When it comes to the country’s fiscal performance, the first three quarters of FY 2015-16 revealed a widening fiscal deficit following a rise in fiscal expenses that was faster than that of the fiscal inflows. In details, fiscal deficit stood at $27.55B in July-March 2014/15 compared to $26.21B in July-March 2015/16. Fiscal inflows added 1.1% y-o-y to $37.36B, while fiscal expenditures increased at a faster pace of 7.0% to $66.09B.  The national net domestic debt also went higher from a previous $200.53B by   March 2015 to $253.11B March 2016 on rising treasury bonds and bills by 35.5% and 21.8% y-o-y, respectively.

On the monetary front, devaluing the Egyptian pound did not help in narrowing the gap between the official rate and the rate on the black market. In contrast, and while the official rate went from an average of 8.0/USD in Q1 2016 to 8.9/USD in Q2 2016, the exchange rate on the black market continued its depreciation as it averaged 10.8/USD in Q2 2016 compared to 9.38/USD in Q1 2016.

In addition, the inflationary pressures resulting from the measures adopted by the CBE to ease the shortage in FC reserves led the Monetary Policy Committee (MPC) to raise interest rates during the second quarter of the year. In fact, the MPC increased on the 16th of June, for the second time, each of the overnight deposit rate, the overnight lending rate, the rate of the CBE’s main operation by 100 bps to 11.75%, 12.75%, and 12.25%, respectively. The discount rate was also increased by 100 bps to 12.25%. In the same context, the CBE’s scheme to increase reserves in FC started to bear fruit as net international reserves reached $17.55B in June 2016, up from $16.56B in March 2016, yet still below the $20.08B level reached in June 2015.

However, promising results characterized the banking sector’s top indicators during the first three quarters of FY 2015/16. Credit facilities witnessed a 12.9% y-o-y increase in May 2016 to reach $104.20B, noting that 60% were disbursed in local currency. Total deposits also went up by 3.35% y-o-y to $194.57B. In details, local currency deposits, constituting 81.7% of the commercial banks’ total deposits, increased by 2.8% y-o-y to $158.17B compared to a faster 5.66% increase in FC deposits to $36.40B.

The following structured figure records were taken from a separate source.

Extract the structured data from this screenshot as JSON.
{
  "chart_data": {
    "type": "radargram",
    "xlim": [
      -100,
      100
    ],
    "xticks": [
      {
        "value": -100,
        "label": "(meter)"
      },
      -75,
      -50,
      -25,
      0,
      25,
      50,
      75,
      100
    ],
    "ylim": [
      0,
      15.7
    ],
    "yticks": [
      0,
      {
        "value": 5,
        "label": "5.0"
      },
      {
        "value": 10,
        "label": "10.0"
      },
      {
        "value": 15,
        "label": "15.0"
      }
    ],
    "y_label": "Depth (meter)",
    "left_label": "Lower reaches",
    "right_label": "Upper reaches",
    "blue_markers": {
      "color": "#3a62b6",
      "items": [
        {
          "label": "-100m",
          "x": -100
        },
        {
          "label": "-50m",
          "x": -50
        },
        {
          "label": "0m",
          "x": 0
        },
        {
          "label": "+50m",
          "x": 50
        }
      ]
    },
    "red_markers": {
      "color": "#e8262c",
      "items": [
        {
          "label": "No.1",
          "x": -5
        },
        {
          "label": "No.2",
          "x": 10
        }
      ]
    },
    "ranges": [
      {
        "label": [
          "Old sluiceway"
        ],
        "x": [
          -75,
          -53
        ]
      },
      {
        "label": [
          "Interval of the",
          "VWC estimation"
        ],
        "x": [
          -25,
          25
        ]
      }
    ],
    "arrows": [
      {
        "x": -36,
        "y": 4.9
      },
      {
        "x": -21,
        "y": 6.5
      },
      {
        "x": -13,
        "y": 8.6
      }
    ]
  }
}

The positive momentum that marked the Egyptian stock market during the first quarter of the year was short-lived as the second quarter highlighted a deteriorating investors’ sentiment. Brexit uncertainties, Airline disasters, the Federal Reserve decision to stabilize interest rates and the ECB’s decision to raise interest rates 1% to temper the rising inflation are some of the reasons behind the negative performance of the stock exchange. As a result, the Egyptian stock index (EGX 30) lost 8.0% by the end of June 2016 to reach 6,942.52 points as compared to 7,524.99 points by the end of March 2016. This was also translated by a narrower market capitalization that stood at $24.77B in Q2 2016, registering a 7.6% quarterly drop. That said the total volume of traded shares reached 10.26B and were valued at $3.40B in Q2 2016 compared to 14.58B shares worth $3.30B in the previous quarter.